The calculation made by many laissez-faire Trump supporters is that these tariffs are threats, not policy — designed for negotiation, not implementation. It’s a huge gamble.
Still, the markets continue to rally, with the kind of optimism that can perhaps only be generated in America. What would Bessent’s British counterpart, Rachel Reeves, have to give to capture even a fraction of that market response for her budget? The chancellor also likes to talk about economic growth, but businesses there don’t respond with such zeal. Investors are demanding a higher return to lend to Britain — evidence they are not convinced by Labour’s plans. Businesses are confused, understandably, about how to reconcile the promise of growth with the tax increase on jobs which the budget ushered in.
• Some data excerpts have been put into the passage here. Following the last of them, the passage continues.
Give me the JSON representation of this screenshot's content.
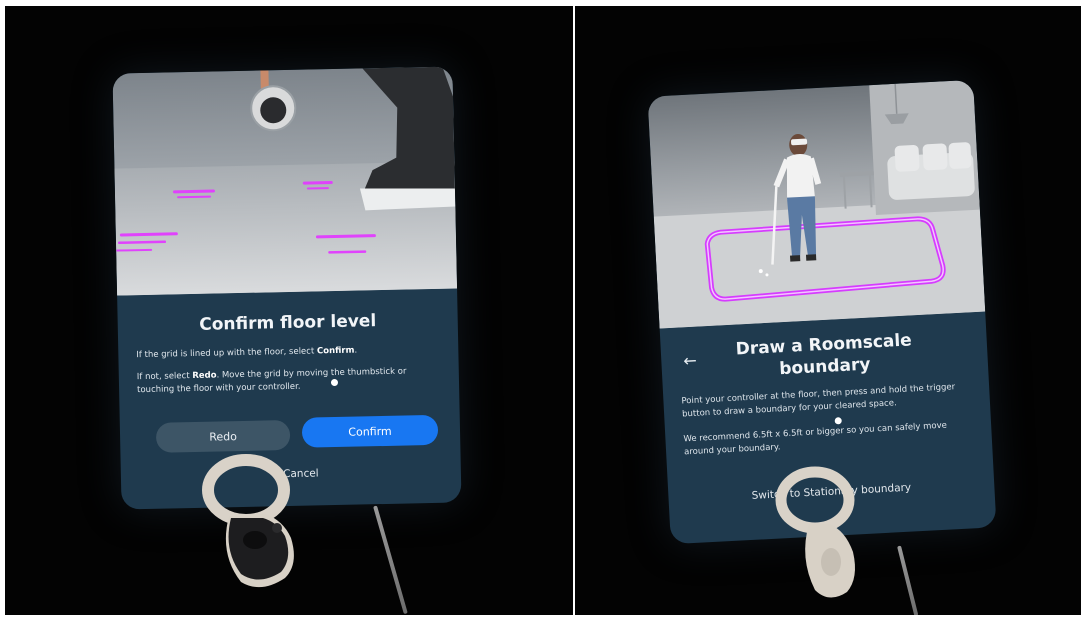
{
  "left_panel": {
    "title": "Confirm floor level",
    "desc1_pre": "If the grid is lined up with the floor, select ",
    "desc1_bold": "Confirm",
    "desc1_post": ".",
    "desc2_pre": "If not, select ",
    "desc2_bold": "Redo",
    "desc2_post": ". Move the grid by moving the thumbstick or touching the floor with your controller.",
    "redo_label": "Redo",
    "confirm_label": "Confirm",
    "cancel_label": "Cancel"
  },
  "right_panel": {
    "title": "Draw a Roomscale boundary",
    "desc1": "Point your controller at the floor, then press and hold the trigger button to draw a boundary for your cleared space.",
    "desc2": "We recommend 6.5ft x 6.5ft or bigger so you can safely move around your boundary.",
    "switch_label": "Switch to Stationary boundary",
    "back_icon": "back-arrow-icon"
  },
  "colors": {
    "panel_bg": "#1f3a4e",
    "confirm_blue": "#1877f2",
    "redo_gray": "#3d5566",
    "boundary_magenta": "#d63cff"
  }
}
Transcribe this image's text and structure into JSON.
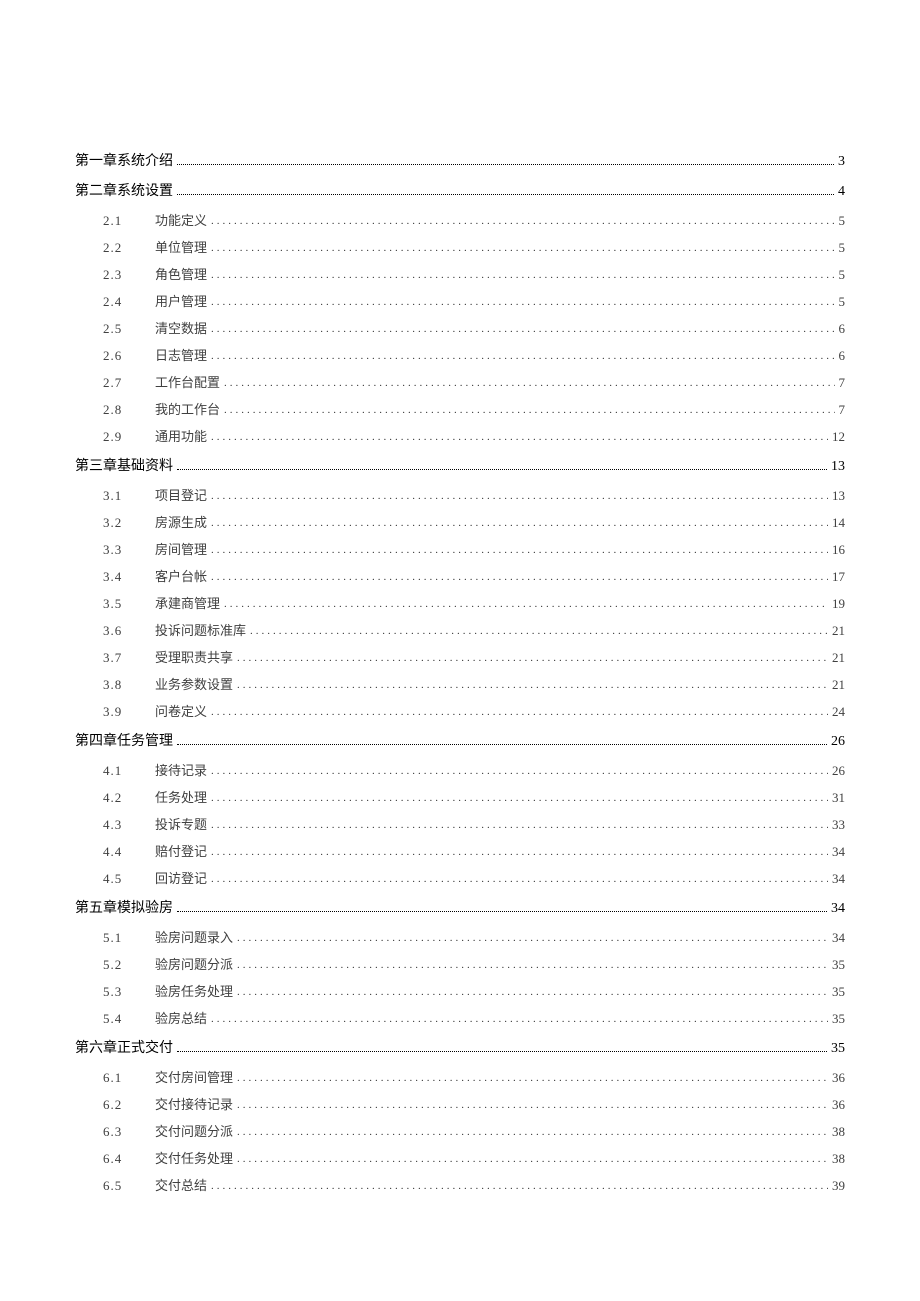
{
  "toc": [
    {
      "type": "chapter",
      "title": "第一章系统介绍",
      "page": "3"
    },
    {
      "type": "chapter",
      "title": "第二章系统设置",
      "page": "4"
    },
    {
      "type": "sub",
      "num": "2.1",
      "title": "功能定义",
      "page": "5"
    },
    {
      "type": "sub",
      "num": "2.2",
      "title": "单位管理",
      "page": "5"
    },
    {
      "type": "sub",
      "num": "2.3",
      "title": "角色管理",
      "page": "5"
    },
    {
      "type": "sub",
      "num": "2.4",
      "title": "用户管理",
      "page": "5"
    },
    {
      "type": "sub",
      "num": "2.5",
      "title": "清空数据",
      "page": "6"
    },
    {
      "type": "sub",
      "num": "2.6",
      "title": "日志管理",
      "page": "6"
    },
    {
      "type": "sub",
      "num": "2.7",
      "title": "工作台配置",
      "page": "7"
    },
    {
      "type": "sub",
      "num": "2.8",
      "title": "我的工作台",
      "page": "7"
    },
    {
      "type": "sub",
      "num": "2.9",
      "title": "通用功能",
      "page": "12"
    },
    {
      "type": "chapter",
      "title": "第三章基础资料",
      "page": "13"
    },
    {
      "type": "sub",
      "num": "3.1",
      "title": "项目登记",
      "page": "13"
    },
    {
      "type": "sub",
      "num": "3.2",
      "title": "房源生成",
      "page": "14"
    },
    {
      "type": "sub",
      "num": "3.3",
      "title": "房间管理",
      "page": "16"
    },
    {
      "type": "sub",
      "num": "3.4",
      "title": "客户台帐",
      "page": "17"
    },
    {
      "type": "sub",
      "num": "3.5",
      "title": "承建商管理",
      "page": "19"
    },
    {
      "type": "sub",
      "num": "3.6",
      "title": "投诉问题标准库",
      "page": "21"
    },
    {
      "type": "sub",
      "num": "3.7",
      "title": "受理职责共享",
      "page": "21"
    },
    {
      "type": "sub",
      "num": "3.8",
      "title": "业务参数设置",
      "page": "21"
    },
    {
      "type": "sub",
      "num": "3.9",
      "title": "问卷定义",
      "page": "24"
    },
    {
      "type": "chapter",
      "title": "第四章任务管理",
      "page": "26"
    },
    {
      "type": "sub",
      "num": "4.1",
      "title": "接待记录",
      "page": "26"
    },
    {
      "type": "sub",
      "num": "4.2",
      "title": "任务处理",
      "page": "31"
    },
    {
      "type": "sub",
      "num": "4.3",
      "title": "投诉专题",
      "page": "33"
    },
    {
      "type": "sub",
      "num": "4.4",
      "title": "赔付登记",
      "page": "34"
    },
    {
      "type": "sub",
      "num": "4.5",
      "title": "回访登记",
      "page": "34"
    },
    {
      "type": "chapter",
      "title": "第五章模拟验房",
      "page": "34"
    },
    {
      "type": "sub",
      "num": "5.1",
      "title": "验房问题录入",
      "page": "34"
    },
    {
      "type": "sub",
      "num": "5.2",
      "title": "验房问题分派",
      "page": "35"
    },
    {
      "type": "sub",
      "num": "5.3",
      "title": "验房任务处理",
      "page": "35"
    },
    {
      "type": "sub",
      "num": "5.4",
      "title": "验房总结",
      "page": "35"
    },
    {
      "type": "chapter",
      "title": "第六章正式交付",
      "page": "35"
    },
    {
      "type": "sub",
      "num": "6.1",
      "title": "交付房间管理",
      "page": "36"
    },
    {
      "type": "sub",
      "num": "6.2",
      "title": "交付接待记录",
      "page": "36"
    },
    {
      "type": "sub",
      "num": "6.3",
      "title": "交付问题分派",
      "page": "38"
    },
    {
      "type": "sub",
      "num": "6.4",
      "title": "交付任务处理",
      "page": "38"
    },
    {
      "type": "sub",
      "num": "6.5",
      "title": "交付总结",
      "page": "39"
    }
  ]
}
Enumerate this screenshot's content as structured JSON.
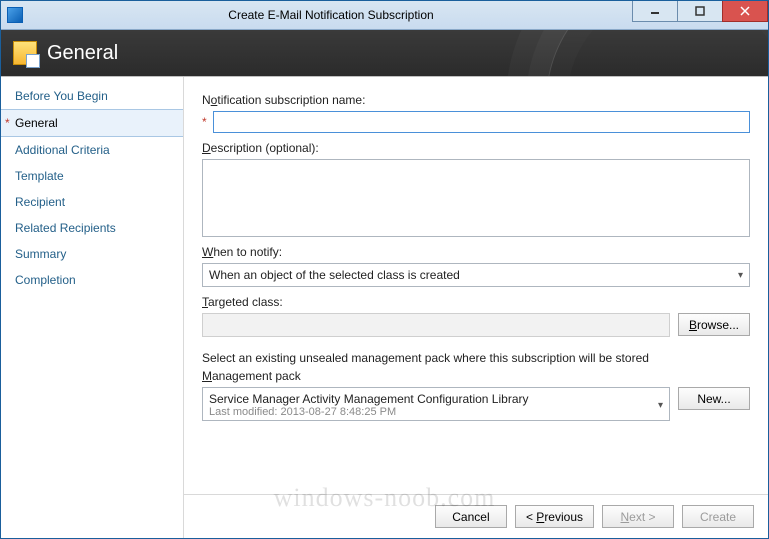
{
  "window": {
    "title": "Create E-Mail Notification Subscription"
  },
  "banner": {
    "heading": "General"
  },
  "sidebar": {
    "items": [
      {
        "label": "Before You Begin"
      },
      {
        "label": "General"
      },
      {
        "label": "Additional Criteria"
      },
      {
        "label": "Template"
      },
      {
        "label": "Recipient"
      },
      {
        "label": "Related Recipients"
      },
      {
        "label": "Summary"
      },
      {
        "label": "Completion"
      }
    ]
  },
  "form": {
    "name_label": "Notification subscription name:",
    "name_underline": "o",
    "name_value": "",
    "desc_label": "Description (optional):",
    "desc_underline": "D",
    "desc_value": "",
    "when_label": "hen to notify:",
    "when_underline": "W",
    "when_value": "When an object of the selected class is created",
    "target_label": "argeted class:",
    "target_underline": "T",
    "target_value": "",
    "browse_label": "Browse...",
    "browse_underline": "B",
    "mp_help": "Select an existing unsealed management pack where this subscription will be stored",
    "mp_label": "anagement pack",
    "mp_underline": "M",
    "mp_value": "Service Manager Activity Management Configuration Library",
    "mp_modified": "Last modified:  2013-08-27 8:48:25 PM",
    "new_label": "New..."
  },
  "footer": {
    "cancel": "Cancel",
    "previous": "< Previous",
    "previous_underline": "P",
    "next": "Next >",
    "next_underline": "N",
    "create": "Create"
  },
  "watermark": "windows-noob.com"
}
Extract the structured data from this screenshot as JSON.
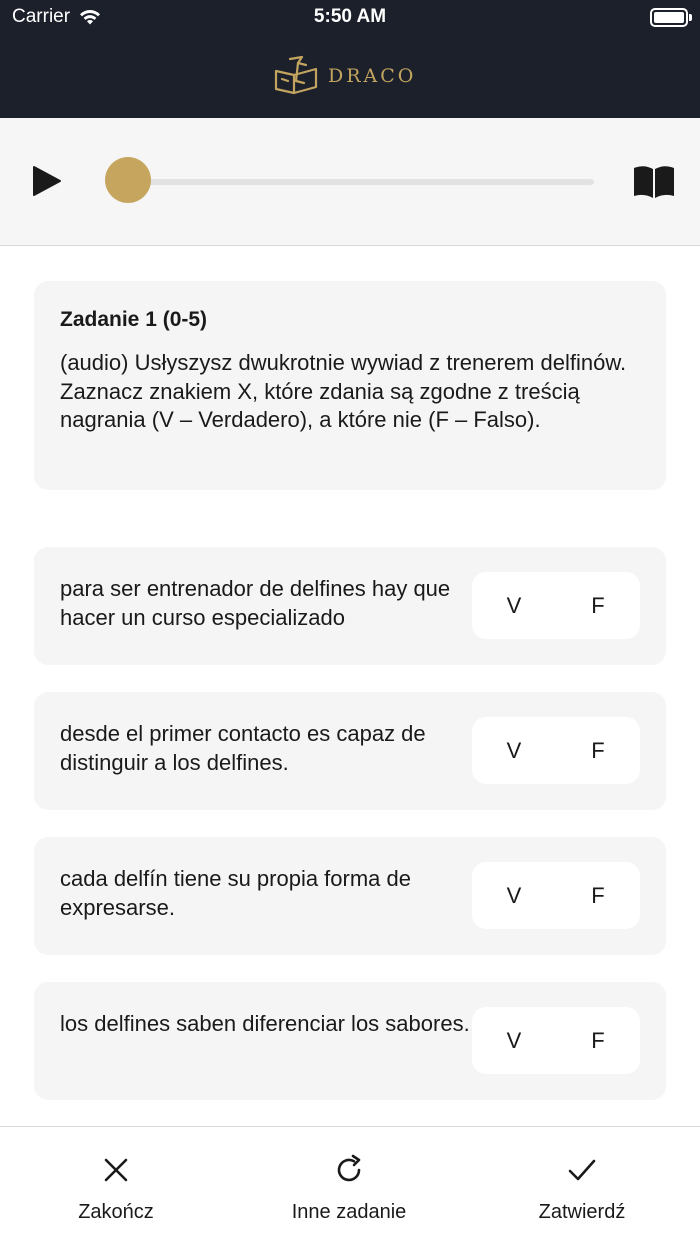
{
  "status_bar": {
    "carrier": "Carrier",
    "time": "5:50 AM"
  },
  "header": {
    "logo_text": "DRACO",
    "logo_color": "#c3a45f",
    "background": "#1b202b"
  },
  "player": {
    "play_icon": "play-icon",
    "book_icon": "book-icon",
    "progress": 0,
    "accent": "#c6a55f"
  },
  "task": {
    "title": "Zadanie 1 (0-5)",
    "instruction": "(audio) Usłyszysz dwukrotnie wywiad z trenerem delfinów. Zaznacz znakiem X, które zdania są zgodne z treścią nagrania (V – Verdadero), a które nie (F – Falso)."
  },
  "questions": [
    {
      "text": "para ser entrenador de delfines hay que hacer un curso especializado",
      "v_label": "V",
      "f_label": "F"
    },
    {
      "text": "desde el primer contacto es capaz de distinguir a los delfines.",
      "v_label": "V",
      "f_label": "F"
    },
    {
      "text": "cada delfín tiene su propia forma de expresarse.",
      "v_label": "V",
      "f_label": "F"
    },
    {
      "text": "los delfines saben diferenciar los sabores.",
      "v_label": "V",
      "f_label": "F"
    }
  ],
  "bottom_bar": {
    "finish_label": "Zakończ",
    "other_task_label": "Inne zadanie",
    "confirm_label": "Zatwierdź"
  }
}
The differences between those like Reeves and Bessent will be stark, and there can only be one winner. If Trump does start trade wars, the UK will look sensible by comparison. If he doesn’t, and Bessent is empowered to go for growth, Leaders like Reeves will be left promoting a version of Bidenomics-lite all on her own — and almost certain to experience the same dismal results.
America might prove the growth talk isn’t just rhetoric, but real and tangible, which will leave European governments shaking. But the lessons go both ways. Reeves is an important reminder for Bessent about what happens when the public turns against your policies. Second chances are so rare.